Consumer Protections and Other Elements in the First Regulation
This regulation — the first of several regulations expected on the No Surprises Act — lays out key consumer protections in the law and details its scope. Provisions addressed include cost-sharing protections, rules for when providers can request that patients waive their protections, and rules for calculating the QPA.
Consumer Protections
The rule reiterates the core of the law. Consumers are protected from surprise bills in key scenarios: emergency services delivered in any emergency facility by an out-of-network provider, air ambulance services, and nonemergency services delivered by an out-of-network provider at an in-network facility. Under the rule, urgent care centers are classified as emergency facilities if they are licensed by a state to provide emergency services.
Notice and Consent
The law identifies limited circumstances (some nonemergency services and poststabilization services delivered after emergency care) where providers may ask patients to consent to waiving their rights under the law, which means they agree to pay higher out-of-network charges. Consent may be requested by the lead physician (e.g., surgeon or obstetrician) but not for ancillary services (e.g., anesthesia or radiology). Consent cannot be requested when care is for unforeseen, urgent medical needs (e.g., calling in a cardiologist during a surgery). The rule elaborates on the process for requesting consent, which includes a standard form that must be signed at least 72 hours before a scheduled appointment and at least three hours in advance when the appointment is made on the same day. These provisions are designed to ensure that consumers are fully aware of the consequences before consenting to waive their protections.
Cost Sharing
The rule spells out how consumers will be protected from higher cost sharing in surprise billing situations. Patient cost-sharing amounts will be based on either state law (if one applies) or the federal QPA, typically the insurer’s median in-network rate. Patient cost sharing for out-of-network care will count toward the in-network deductible and annual limit on out-of-pocket costs.
Qualifying Payment Amount
The QPA is a vital component of the law. It serves as the base for calculating patient cost sharing and as a key factor if payment disputes go to arbitration. The rule builds on the law’s definition of the QPA in terms of how providers calculate the median rate, provides guidance if there is insufficient data to calculate a median, and outlines the process for insurers to share relevant information with providers.

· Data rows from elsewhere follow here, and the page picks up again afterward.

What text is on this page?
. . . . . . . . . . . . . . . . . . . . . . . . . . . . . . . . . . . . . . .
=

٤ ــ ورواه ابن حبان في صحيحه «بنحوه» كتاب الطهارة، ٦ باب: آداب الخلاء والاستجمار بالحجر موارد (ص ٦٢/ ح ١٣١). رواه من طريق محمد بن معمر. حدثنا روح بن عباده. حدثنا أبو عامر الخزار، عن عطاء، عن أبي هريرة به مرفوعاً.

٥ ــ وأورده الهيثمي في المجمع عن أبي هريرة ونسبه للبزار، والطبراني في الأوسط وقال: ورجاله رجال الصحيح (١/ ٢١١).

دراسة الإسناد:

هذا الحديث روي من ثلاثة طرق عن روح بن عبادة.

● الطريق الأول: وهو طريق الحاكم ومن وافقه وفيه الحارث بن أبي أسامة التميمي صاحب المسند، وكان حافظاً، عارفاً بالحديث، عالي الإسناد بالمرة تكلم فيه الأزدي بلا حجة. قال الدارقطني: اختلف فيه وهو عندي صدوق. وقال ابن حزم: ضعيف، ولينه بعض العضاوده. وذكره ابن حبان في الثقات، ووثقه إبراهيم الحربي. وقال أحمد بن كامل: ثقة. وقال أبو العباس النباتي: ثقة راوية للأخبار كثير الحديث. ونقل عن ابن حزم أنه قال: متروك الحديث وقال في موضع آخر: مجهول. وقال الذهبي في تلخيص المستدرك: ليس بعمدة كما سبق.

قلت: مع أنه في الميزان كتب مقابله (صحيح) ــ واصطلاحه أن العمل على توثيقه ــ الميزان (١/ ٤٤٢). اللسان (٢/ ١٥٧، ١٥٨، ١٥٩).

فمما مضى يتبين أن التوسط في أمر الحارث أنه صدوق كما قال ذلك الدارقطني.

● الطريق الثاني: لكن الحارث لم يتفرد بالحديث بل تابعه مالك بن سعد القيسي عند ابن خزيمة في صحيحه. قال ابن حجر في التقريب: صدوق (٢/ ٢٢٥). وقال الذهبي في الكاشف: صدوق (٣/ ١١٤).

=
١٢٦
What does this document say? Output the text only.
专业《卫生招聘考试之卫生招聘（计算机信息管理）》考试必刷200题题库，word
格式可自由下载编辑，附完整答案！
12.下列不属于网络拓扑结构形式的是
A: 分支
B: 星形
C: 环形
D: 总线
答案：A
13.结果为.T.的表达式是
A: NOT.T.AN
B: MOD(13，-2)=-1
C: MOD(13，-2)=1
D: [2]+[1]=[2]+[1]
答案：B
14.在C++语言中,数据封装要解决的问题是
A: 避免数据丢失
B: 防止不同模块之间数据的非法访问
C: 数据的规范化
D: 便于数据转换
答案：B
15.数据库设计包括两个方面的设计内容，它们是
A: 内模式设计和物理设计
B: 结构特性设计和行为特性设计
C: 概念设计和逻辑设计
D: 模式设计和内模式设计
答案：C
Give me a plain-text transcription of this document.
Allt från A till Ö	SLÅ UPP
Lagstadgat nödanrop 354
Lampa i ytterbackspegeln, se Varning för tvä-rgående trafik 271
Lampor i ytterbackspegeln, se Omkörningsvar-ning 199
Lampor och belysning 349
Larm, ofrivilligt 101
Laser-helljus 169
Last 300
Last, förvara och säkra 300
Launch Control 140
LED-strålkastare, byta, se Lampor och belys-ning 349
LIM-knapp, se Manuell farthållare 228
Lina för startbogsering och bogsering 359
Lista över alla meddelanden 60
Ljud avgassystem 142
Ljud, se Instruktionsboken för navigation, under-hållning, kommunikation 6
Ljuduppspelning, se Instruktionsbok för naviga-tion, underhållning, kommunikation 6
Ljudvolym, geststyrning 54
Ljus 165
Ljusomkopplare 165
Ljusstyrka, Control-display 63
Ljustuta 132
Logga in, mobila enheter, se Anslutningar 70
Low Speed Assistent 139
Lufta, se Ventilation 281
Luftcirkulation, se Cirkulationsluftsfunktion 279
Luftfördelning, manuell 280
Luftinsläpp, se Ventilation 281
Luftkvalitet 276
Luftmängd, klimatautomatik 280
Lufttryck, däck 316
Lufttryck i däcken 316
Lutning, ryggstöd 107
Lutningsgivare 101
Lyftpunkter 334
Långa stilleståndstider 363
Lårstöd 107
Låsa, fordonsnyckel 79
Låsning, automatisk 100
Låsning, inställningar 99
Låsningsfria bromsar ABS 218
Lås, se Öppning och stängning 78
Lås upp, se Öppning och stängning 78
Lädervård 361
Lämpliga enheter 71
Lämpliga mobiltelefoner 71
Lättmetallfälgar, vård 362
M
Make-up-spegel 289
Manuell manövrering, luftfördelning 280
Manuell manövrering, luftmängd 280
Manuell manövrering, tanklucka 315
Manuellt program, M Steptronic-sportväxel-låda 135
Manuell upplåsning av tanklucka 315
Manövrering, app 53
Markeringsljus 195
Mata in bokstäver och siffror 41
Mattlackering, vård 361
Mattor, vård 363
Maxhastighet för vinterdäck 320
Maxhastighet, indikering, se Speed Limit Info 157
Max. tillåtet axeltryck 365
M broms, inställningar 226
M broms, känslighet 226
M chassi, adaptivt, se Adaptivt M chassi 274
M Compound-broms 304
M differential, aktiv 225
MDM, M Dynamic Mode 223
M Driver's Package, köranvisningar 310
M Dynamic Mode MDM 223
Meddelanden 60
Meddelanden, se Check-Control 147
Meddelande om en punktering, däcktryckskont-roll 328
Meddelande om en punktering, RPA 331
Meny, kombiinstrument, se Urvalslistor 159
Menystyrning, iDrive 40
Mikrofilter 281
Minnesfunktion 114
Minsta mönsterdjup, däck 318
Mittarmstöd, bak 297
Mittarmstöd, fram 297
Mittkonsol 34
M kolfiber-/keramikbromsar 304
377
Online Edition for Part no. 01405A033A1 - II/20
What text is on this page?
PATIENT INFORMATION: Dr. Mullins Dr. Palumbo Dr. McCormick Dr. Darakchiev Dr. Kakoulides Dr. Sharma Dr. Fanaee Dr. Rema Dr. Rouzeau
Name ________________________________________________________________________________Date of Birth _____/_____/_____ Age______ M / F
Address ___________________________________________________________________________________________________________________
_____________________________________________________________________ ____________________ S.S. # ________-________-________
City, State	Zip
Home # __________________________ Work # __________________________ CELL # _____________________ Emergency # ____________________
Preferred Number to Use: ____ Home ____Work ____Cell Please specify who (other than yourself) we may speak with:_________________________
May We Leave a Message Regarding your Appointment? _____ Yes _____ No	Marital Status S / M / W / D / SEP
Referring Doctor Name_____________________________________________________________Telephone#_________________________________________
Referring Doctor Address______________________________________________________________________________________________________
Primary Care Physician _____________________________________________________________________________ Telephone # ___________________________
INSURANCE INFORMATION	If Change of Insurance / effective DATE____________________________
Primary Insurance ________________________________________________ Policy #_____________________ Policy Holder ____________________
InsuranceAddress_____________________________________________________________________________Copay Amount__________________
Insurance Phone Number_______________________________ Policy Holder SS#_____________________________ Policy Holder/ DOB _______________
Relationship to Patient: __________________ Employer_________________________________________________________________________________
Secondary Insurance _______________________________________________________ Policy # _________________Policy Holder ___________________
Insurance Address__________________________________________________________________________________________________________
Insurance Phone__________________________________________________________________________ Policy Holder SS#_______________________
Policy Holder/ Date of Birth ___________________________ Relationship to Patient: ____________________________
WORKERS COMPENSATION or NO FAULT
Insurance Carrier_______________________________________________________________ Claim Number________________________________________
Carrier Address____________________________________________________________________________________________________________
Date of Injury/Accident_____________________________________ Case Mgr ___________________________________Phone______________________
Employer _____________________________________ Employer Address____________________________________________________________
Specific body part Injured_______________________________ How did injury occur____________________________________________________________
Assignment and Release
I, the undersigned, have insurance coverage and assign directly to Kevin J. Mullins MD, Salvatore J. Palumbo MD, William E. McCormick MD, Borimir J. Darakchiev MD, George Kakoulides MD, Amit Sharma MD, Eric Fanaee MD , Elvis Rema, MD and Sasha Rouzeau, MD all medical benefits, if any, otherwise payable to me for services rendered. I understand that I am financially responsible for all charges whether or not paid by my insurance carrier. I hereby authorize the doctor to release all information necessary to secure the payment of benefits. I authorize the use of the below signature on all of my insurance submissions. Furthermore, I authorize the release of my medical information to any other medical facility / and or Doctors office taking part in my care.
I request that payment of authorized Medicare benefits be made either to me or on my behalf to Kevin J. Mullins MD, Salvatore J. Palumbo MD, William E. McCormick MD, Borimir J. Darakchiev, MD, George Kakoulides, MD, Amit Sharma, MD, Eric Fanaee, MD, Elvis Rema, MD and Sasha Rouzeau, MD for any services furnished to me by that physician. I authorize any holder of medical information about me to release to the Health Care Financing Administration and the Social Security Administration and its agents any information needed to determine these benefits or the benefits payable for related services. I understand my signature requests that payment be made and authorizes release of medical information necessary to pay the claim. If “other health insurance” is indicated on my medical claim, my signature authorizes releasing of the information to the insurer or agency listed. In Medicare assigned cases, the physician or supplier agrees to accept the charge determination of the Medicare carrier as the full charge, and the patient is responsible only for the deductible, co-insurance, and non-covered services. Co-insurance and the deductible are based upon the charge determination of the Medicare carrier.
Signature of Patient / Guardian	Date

The rule also answers questions about how to define geographic regions when calculating the QPA. It uses metropolitan statistical areas (MSAs) in a state and an additional region to represent rural areas. For air ambulance services, the regions are larger; they combine all the state’s MSAs into one region. The intent was to limit distortions caused by high-cost outliers and include fewer regions with insufficient data.
Looking Forward
Publication of the interim rule represents a key step to readying the No Surprises Act for its 2022 implementation. The federal agencies have spelled out many details needed by plans and providers to prepare for next year.
In the coming months, the agencies will publish a second rule laying out the critical process to settle disputes that arise regarding how much the insurer must pay an out-of-network provider. The law calls for arbitrators — who make the final decision on the amount paid — to consider the QPA, along with a variety of other factors (e.g., provider experience, case complexity, and prior contracted rates) in making decisions. How these factors are balanced will be critical in arbitrators’ decisions; for instance, whether they choose amounts above in-network rates and whether these decisions have an inflationary impact. Guidance for arbitrators and the structure of the process will be critical to the success of the No Surprises Act.